[Postgres' part] The Postgres manual mentions this only briefly ( https://www.postgresql.org/docs/current/static/textsearch-controls.html#TEXTSEARCH-PARSING-QUERIES), but yes, it is possible, if you just need prefix matching:
test=# select to_tsvector('abcd') @@ to_tsquery('ab:*');
?column?
----------
t
(1 row)
test=# select to_tsvector('abcd') @@ to_tsquery('ac:*');
?column?
----------
f
(1 row)
And such query will utilize GIN index (I assume you have one).
[Django's part] I'm not Django user, so I made quick research and found that, unfortunately, Django uses plainto_tsquery()
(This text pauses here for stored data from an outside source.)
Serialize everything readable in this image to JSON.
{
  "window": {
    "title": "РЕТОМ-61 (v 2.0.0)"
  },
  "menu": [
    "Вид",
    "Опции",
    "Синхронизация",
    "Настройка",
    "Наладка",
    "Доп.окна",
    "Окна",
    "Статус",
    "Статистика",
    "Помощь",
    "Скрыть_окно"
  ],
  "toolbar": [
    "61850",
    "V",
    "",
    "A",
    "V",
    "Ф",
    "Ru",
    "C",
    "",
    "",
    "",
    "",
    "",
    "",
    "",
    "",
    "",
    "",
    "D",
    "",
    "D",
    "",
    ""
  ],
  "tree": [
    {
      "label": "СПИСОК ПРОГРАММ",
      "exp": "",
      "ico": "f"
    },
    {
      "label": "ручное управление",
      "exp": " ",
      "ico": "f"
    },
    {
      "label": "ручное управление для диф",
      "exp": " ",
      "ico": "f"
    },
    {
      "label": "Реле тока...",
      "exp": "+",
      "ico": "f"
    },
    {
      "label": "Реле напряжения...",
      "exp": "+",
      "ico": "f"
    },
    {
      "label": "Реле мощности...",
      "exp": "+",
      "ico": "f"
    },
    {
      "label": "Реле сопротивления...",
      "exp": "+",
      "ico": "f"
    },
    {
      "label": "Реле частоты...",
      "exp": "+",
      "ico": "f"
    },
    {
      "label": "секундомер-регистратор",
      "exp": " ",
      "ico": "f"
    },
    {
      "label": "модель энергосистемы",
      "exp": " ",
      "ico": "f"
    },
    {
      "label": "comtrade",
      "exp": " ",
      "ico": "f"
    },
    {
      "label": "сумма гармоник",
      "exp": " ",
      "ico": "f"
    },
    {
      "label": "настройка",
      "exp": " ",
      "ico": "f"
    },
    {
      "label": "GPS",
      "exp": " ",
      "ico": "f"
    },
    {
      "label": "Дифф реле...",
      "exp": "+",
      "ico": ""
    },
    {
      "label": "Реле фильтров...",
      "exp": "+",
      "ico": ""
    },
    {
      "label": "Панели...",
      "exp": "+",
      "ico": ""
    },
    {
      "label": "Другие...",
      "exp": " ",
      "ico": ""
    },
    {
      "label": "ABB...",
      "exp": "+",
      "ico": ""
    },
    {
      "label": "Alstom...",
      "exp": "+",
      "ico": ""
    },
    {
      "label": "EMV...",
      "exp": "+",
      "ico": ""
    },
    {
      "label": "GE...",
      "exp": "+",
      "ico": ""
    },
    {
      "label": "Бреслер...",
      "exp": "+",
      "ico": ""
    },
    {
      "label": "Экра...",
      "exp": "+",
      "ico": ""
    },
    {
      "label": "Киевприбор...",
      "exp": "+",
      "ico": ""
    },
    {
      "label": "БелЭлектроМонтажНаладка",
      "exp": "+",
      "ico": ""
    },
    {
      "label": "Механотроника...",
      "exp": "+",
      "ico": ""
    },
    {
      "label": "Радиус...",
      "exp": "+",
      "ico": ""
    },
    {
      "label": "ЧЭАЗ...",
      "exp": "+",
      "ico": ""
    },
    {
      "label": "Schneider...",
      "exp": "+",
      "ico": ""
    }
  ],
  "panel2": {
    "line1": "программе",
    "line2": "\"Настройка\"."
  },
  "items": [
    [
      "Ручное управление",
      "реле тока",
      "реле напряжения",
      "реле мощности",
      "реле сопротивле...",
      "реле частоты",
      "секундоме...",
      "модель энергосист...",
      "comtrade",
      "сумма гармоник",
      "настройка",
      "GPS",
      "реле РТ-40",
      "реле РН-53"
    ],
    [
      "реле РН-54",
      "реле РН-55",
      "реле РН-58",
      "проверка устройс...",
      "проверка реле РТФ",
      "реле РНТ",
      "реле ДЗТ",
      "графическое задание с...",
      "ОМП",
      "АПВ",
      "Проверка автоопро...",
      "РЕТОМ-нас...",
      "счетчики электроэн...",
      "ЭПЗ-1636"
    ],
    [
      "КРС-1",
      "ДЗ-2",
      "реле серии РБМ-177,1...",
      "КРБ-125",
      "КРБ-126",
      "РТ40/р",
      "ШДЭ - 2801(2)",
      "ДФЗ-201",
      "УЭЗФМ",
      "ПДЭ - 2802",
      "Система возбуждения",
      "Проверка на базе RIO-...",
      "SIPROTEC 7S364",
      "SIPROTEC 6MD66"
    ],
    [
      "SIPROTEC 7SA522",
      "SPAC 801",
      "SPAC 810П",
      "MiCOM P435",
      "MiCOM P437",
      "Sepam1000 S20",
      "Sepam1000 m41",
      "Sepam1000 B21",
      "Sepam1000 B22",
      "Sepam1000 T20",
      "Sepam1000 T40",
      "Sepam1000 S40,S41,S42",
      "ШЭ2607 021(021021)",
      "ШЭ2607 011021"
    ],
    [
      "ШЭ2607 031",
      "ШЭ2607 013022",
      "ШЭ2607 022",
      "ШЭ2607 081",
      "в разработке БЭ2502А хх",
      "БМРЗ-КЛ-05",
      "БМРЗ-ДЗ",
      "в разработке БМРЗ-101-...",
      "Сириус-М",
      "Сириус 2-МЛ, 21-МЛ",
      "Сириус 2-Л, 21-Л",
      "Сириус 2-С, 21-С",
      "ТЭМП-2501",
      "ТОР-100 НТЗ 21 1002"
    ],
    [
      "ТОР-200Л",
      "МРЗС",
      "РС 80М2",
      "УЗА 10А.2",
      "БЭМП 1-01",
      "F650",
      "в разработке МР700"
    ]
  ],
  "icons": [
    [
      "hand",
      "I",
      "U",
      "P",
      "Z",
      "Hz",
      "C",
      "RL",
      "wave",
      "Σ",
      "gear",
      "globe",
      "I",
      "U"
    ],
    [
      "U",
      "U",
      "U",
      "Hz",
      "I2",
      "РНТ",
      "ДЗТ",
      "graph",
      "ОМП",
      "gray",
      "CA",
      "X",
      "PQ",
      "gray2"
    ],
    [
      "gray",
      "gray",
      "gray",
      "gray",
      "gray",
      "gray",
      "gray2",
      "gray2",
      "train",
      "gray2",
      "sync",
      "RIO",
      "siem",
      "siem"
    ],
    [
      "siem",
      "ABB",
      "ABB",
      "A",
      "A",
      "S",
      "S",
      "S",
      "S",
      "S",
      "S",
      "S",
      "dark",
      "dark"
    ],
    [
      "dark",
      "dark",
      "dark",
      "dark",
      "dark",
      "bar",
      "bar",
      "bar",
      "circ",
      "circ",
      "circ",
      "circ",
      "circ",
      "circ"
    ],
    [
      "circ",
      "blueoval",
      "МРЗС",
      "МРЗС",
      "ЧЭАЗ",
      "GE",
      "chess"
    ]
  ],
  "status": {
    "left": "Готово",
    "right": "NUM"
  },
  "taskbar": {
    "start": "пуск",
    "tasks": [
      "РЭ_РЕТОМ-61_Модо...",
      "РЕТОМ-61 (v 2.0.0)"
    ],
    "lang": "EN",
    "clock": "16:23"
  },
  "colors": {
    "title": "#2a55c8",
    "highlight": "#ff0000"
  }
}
function, not to_tsquery()
: https://docs.djangoproject.com/en/1.11/_modules/django/contrib/postgres/search/#SearchQuery
plainto_tsquery()
made for simplicity, when you use just plain text as an input – so it doesn't support advanced queries:
test=# select to_tsvector('abcd') @@ plainto_tsquery('ab:*');
?column?
----------
f
(1 row)
test=# select to_tsvector('abcd') @@ plainto_tsquery('ac:*');
?column?
----------
f
(1 row)
So in this case, I'd recommend you using plain SQL with to_tsquery()
. But you need to be sure you filtered out all special chars (like &
or |
) from your text input, otherwise to_tsquery()
will produce wrong results or even error. Or if you can, extend django.contrib.postgres.search with the ability to work with to_tsquery()
(this would be great contribution, btw).